The efficient production and maintenance of high concentrations of active bacteriophage under conditions relevant to food production has been a limiting factor in the exploration of the true potential of these organisms for biotechnology, agriculture and medicine. Traditional methods developed for research focus on generating small volumes of highly concentrated samples as the end product of extensive mechanical and osmotic processing, and maintaining these samples under ideal conditions. To function at an industrial scale mandates extensive investment in infrastructure and input materials not feasible for many smaller facilities, which might otherwise contribute to the advancement of research of applied phage biology. To address this need we developed a novel, scalable, generic method for producing high titer psychrophilic phage faster and more efficiently than traditional methods, and generating renewable high yields from single source cultures by propagating phage under refrigeration conditions in which Listeria, Yersinia and their phage grow in equilibrium.

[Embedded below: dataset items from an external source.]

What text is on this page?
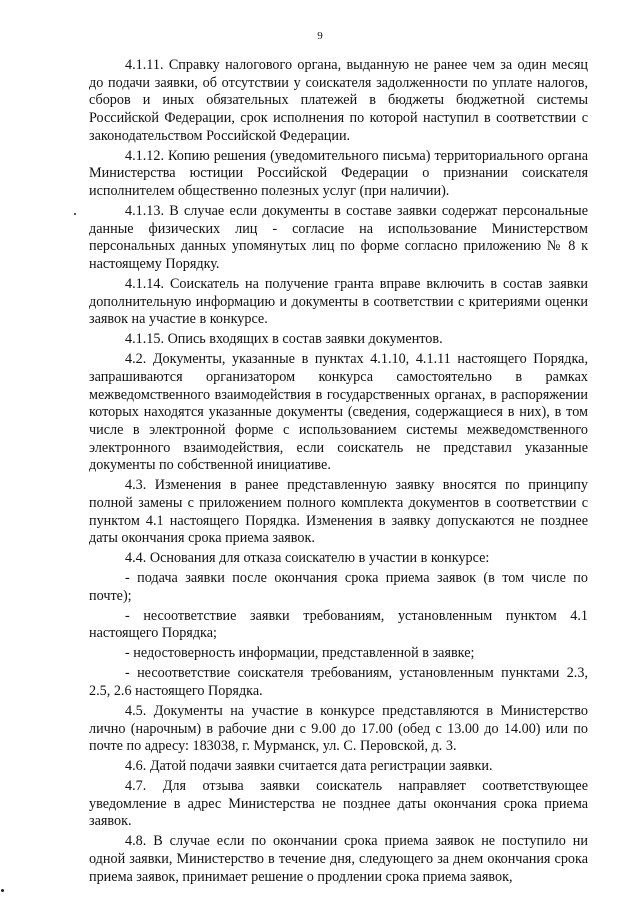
9

4.1.11. Справку налогового органа, выданную не ранее чем за один месяц до подачи заявки, об отсутствии у соискателя задолженности по уплате налогов, сборов и иных обязательных платежей в бюджеты бюджетной системы Российской Федерации, срок исполнения по которой наступил в соответствии с законодательством Российской Федерации.

4.1.12. Копию решения (уведомительного письма) территориального органа Министерства юстиции Российской Федерации о признании соискателя исполнителем общественно полезных услуг (при наличии).

4.1.13. В случае если документы в составе заявки содержат персональные данные физических лиц - согласие на использование Министерством персональных данных упомянутых лиц по форме согласно приложению № 8 к настоящему Порядку.

4.1.14. Соискатель на получение гранта вправе включить в состав заявки дополнительную информацию и документы в соответствии с критериями оценки заявок на участие в конкурсе.

4.1.15. Опись входящих в состав заявки документов.

4.2. Документы, указанные в пунктах 4.1.10, 4.1.11 настоящего Порядка, запрашиваются организатором конкурса самостоятельно в рамках межведомственного взаимодействия в государственных органах, в распоряжении которых находятся указанные документы (сведения, содержащиеся в них), в том числе в электронной форме с использованием системы межведомственного электронного взаимодействия, если соискатель не представил указанные документы по собственной инициативе.

4.3. Изменения в ранее представленную заявку вносятся по принципу полной замены с приложением полного комплекта документов в соответствии с пунктом 4.1 настоящего Порядка. Изменения в заявку допускаются не позднее даты окончания срока приема заявок.

4.4. Основания для отказа соискателю в участии в конкурсе:

- подача заявки после окончания срока приема заявок (в том числе по почте);

- несоответствие заявки требованиям, установленным пунктом 4.1 настоящего Порядка;

- недостоверность информации, представленной в заявке;

- несоответствие соискателя требованиям, установленным пунктами 2.3, 2.5, 2.6 настоящего Порядка.

4.5. Документы на участие в конкурсе представляются в Министерство лично (нарочным) в рабочие дни с 9.00 до 17.00 (обед с 13.00 до 14.00) или по почте по адресу: 183038, г. Мурманск, ул. С. Перовской, д. 3.

4.6. Датой подачи заявки считается дата регистрации заявки.

4.7. Для отзыва заявки соискатель направляет соответствующее уведомление в адрес Министерства не позднее даты окончания срока приема заявок.

4.8. В случае если по окончании срока приема заявок не поступило ни одной заявки, Министерство в течение дня, следующего за днем окончания срока приема заявок, принимает решение о продлении срока приема заявок,
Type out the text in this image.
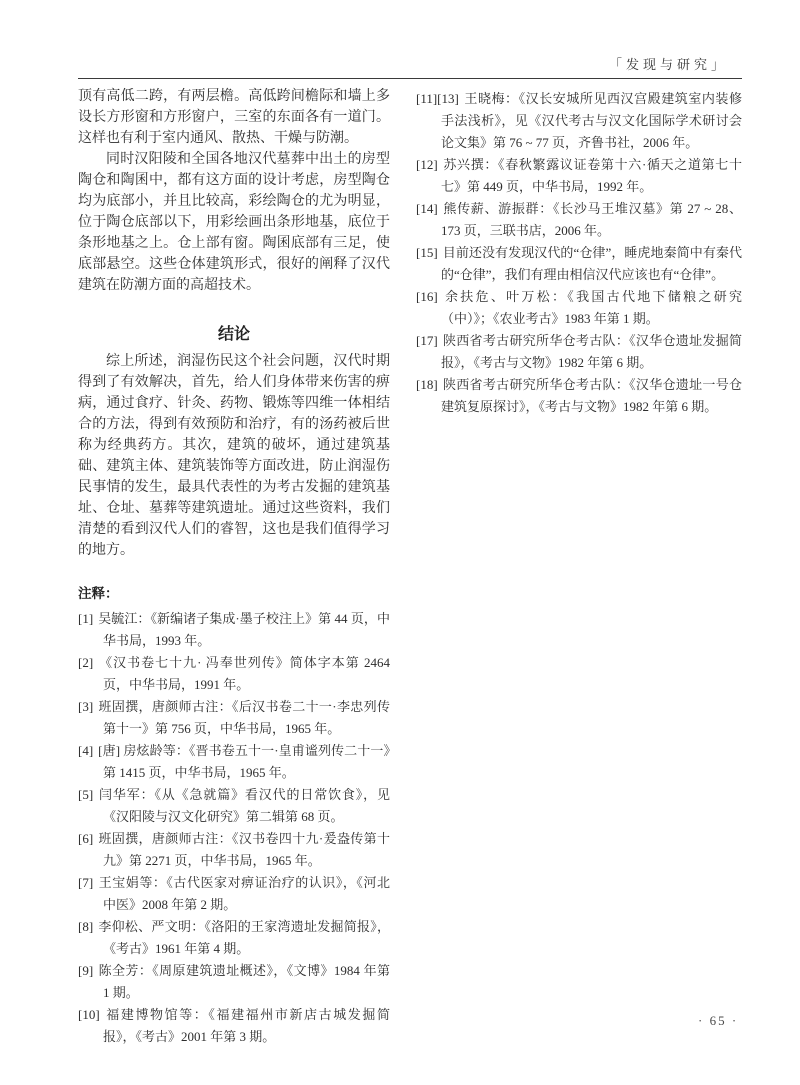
「发现与研究」

顶有高低二跨，有两层檐。高低跨间檐际和墙上多设长方形窗和方形窗户，三室的东面各有一道门。这样也有利于室内通风、散热、干燥与防潮。

同时汉阳陵和全国各地汉代墓葬中出土的房型陶仓和陶囷中，都有这方面的设计考虑，房型陶仓均为底部小，并且比较高，彩绘陶仓的尤为明显，位于陶仓底部以下，用彩绘画出条形地基，底位于条形地基之上。仓上部有窗。陶囷底部有三足，使底部悬空。这些仓体建筑形式，很好的阐释了汉代建筑在防潮方面的高超技术。

结论

综上所述，润湿伤民这个社会问题，汉代时期得到了有效解决，首先，给人们身体带来伤害的痹病，通过食疗、针灸、药物、锻炼等四维一体相结合的方法，得到有效预防和治疗，有的汤药被后世称为经典药方。其次，建筑的破坏，通过建筑基础、建筑主体、建筑装饰等方面改进，防止润湿伤民事情的发生，最具代表性的为考古发掘的建筑基址、仓址、墓葬等建筑遗址。通过这些资料，我们清楚的看到汉代人们的睿智，这也是我们值得学习的地方。

注释：

[1] 吴毓江：《新编诸子集成·墨子校注上》第 44 页，中华书局，1993 年。

[2] 《汉书卷七十九· 冯奉世列传》简体字本第 2464 页，中华书局，1991 年。

[3] 班固撰，唐颜师古注：《后汉书卷二十一·李忠列传第十一》第 756 页，中华书局，1965 年。

[4] [唐] 房炫龄等：《晋书卷五十一·皇甫谧列传二十一》第 1415 页，中华书局，1965 年。

[5] 闫华军：《从《急就篇》看汉代的日常饮食》，见《汉阳陵与汉文化研究》第二辑第 68 页。

[6] 班固撰，唐颜师古注：《汉书卷四十九·爰盎传第十九》第 2271 页，中华书局，1965 年。

[7] 王宝娟等：《古代医家对痹证治疗的认识》，《河北中医》2008 年第 2 期。

[8] 李仰松、严文明：《洛阳的王家湾遗址发掘简报》，《考古》1961 年第 4 期。

[9] 陈全芳：《周原建筑遗址概述》，《文博》1984 年第 1 期。

[10] 福建博物馆等：《福建福州市新店古城发掘简报》，《考古》2001 年第 3 期。

[11][13] 王晓梅：《汉长安城所见西汉宫殿建筑室内装修手法浅析》，见《汉代考古与汉文化国际学术研讨会论文集》第 76 ~ 77 页，齐鲁书社，2006 年。

[12] 苏兴撰：《春秋繁露议证卷第十六·循天之道第七十七》第 449 页，中华书局，1992 年。

[14] 熊传薪、游振群：《长沙马王堆汉墓》第 27 ~ 28、173 页，三联书店，2006 年。

[15] 目前还没有发现汉代的“仓律”，睡虎地秦简中有秦代的“仓律”，我们有理由相信汉代应该也有“仓律”。

[16] 余扶危、叶万松：《我国古代地下储粮之研究（中）》；《农业考古》1983 年第 1 期。

[17] 陕西省考古研究所华仓考古队：《汉华仓遗址发掘简报》，《考古与文物》1982 年第 6 期。

[18] 陕西省考古研究所华仓考古队：《汉华仓遗址一号仓建筑复原探讨》，《考古与文物》1982 年第 6 期。

· 65 ·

Phage derived by these and traditional methods were then used to evaluate the effects of a number of food-processing and handling factors on phage viability, and the efficacy of select virulent phages as inhibitors of Salmonella and Listeria in raw and processed ready-to-eat food systems. Phage showed significant effects in both systems, but behaved distinctly in response to compositional and temperature factors in host strain and phage species specific manners. Even minor differences in protein sequence among highly similar phage resulted in distinctly different tolerances to thermal and environmental challenges faced during food production.